I decided to opt for a side balcony ticket instead of a more expensive box or orchestra seat (down in front). Alas, my seat gave me a view of about 10% of the stage and it seemed to be the 10% where very little happened. The production started about fifteen minutes late and the first disconcerting thing was: no overture. We immediately launched into "Notte e giorno faticar." OK. The singing was all right, though not really to my taste. But as time went on the somewhat shaky piano part, the so-so singing and the inability to actually see any of the stage action became more and more tiresome. Also, the handling of the accompaniment of the recitatives showed little sense of 18th century style.
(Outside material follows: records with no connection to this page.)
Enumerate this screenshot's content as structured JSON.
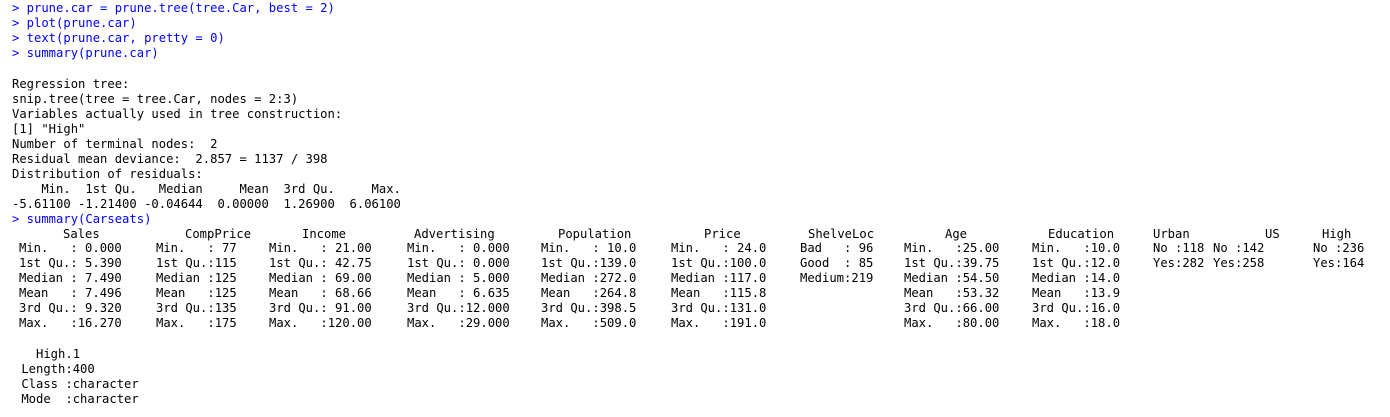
{
  "console": {
    "commands": [
      "> prune.car = prune.tree(tree.Car, best = 2)",
      "> plot(prune.car)",
      "> text(prune.car, pretty = 0)",
      "> summary(prune.car)"
    ],
    "output_lines": [
      "Regression tree:",
      "snip.tree(tree = tree.Car, nodes = 2:3)",
      "Variables actually used in tree construction:",
      "[1] \"High\"",
      "Number of terminal nodes:  2",
      "Residual mean deviance:  2.857 = 1137 / 398",
      "Distribution of residuals:",
      "    Min.  1st Qu.   Median     Mean  3rd Qu.     Max.",
      "-5.61100 -1.21400 -0.04644  0.00000  1.26900  6.06100"
    ],
    "summary_command": "> summary(Carseats)",
    "summary_table": {
      "headers": [
        "Sales",
        "CompPrice",
        "Income",
        "Advertising",
        "Population",
        "Price",
        "ShelveLoc",
        "Age",
        "Education",
        "Urban",
        "US",
        "High"
      ],
      "rows": [
        [
          "Min.   : 0.000",
          "Min.   : 77",
          "Min.   : 21.00",
          "Min.   : 0.000",
          "Min.   : 10.0",
          "Min.   : 24.0",
          "Bad   : 96",
          "Min.   :25.00",
          "Min.   :10.0",
          "No :118",
          "No :142",
          "No :236"
        ],
        [
          "1st Qu.: 5.390",
          "1st Qu.:115",
          "1st Qu.: 42.75",
          "1st Qu.: 0.000",
          "1st Qu.:139.0",
          "1st Qu.:100.0",
          "Good  : 85",
          "1st Qu.:39.75",
          "1st Qu.:12.0",
          "Yes:282",
          "Yes:258",
          "Yes:164"
        ],
        [
          "Median : 7.490",
          "Median :125",
          "Median : 69.00",
          "Median : 5.000",
          "Median :272.0",
          "Median :117.0",
          "Medium:219",
          "Median :54.50",
          "Median :14.0",
          "",
          "",
          ""
        ],
        [
          "Mean   : 7.496",
          "Mean   :125",
          "Mean   : 68.66",
          "Mean   : 6.635",
          "Mean   :264.8",
          "Mean   :115.8",
          "",
          "Mean   :53.32",
          "Mean   :13.9",
          "",
          "",
          ""
        ],
        [
          "3rd Qu.: 9.320",
          "3rd Qu.:135",
          "3rd Qu.: 91.00",
          "3rd Qu.:12.000",
          "3rd Qu.:398.5",
          "3rd Qu.:131.0",
          "",
          "3rd Qu.:66.00",
          "3rd Qu.:16.0",
          "",
          "",
          ""
        ],
        [
          "Max.   :16.270",
          "Max.   :175",
          "Max.   :120.00",
          "Max.   :29.000",
          "Max.   :509.0",
          "Max.   :191.0",
          "",
          "Max.   :80.00",
          "Max.   :18.0",
          "",
          "",
          ""
        ]
      ]
    },
    "high1_block": [
      "   High.1",
      " Length:400",
      " Class :character",
      " Mode  :character"
    ],
    "colors": {
      "command": "#0000ff",
      "output": "#000000",
      "background": "#ffffff"
    }
  }
}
When the intermission belatedly arrived, I just left. I have left lots of concerts in the middle, but never an opera before. I guess I am a bit spoiled by seeing some productions in European opera houses. Sure, there are extreme and understandable limitations on what the local group can do. They have no access to a proper theater. The one they use seats 400 to 500 at the most and the sight-lines are bad for a lot of the seats. There is extremely minimal lighting and the set is nothing more than a painted backdrop. Also, there is no orchestra pit, which means nowhere to put an orchestra even if they could afford one. If the singing was less bombastic and they managed to tuck a string quartet away in a corner somewhere it might have worked. But as it was, it gave the impression of a not very accomplished high school caricature of a Mozart opera. Am I just being a curmudgeon? Well, yes, probably.
If I were to give some advice, it would be to suggest they try and put on something less ambitious, something that they have the resources to handle. But I'm sure that advice will be ignored. What they want to do is familiar works that everyone will want to attend. Well, everyone except me, I guess!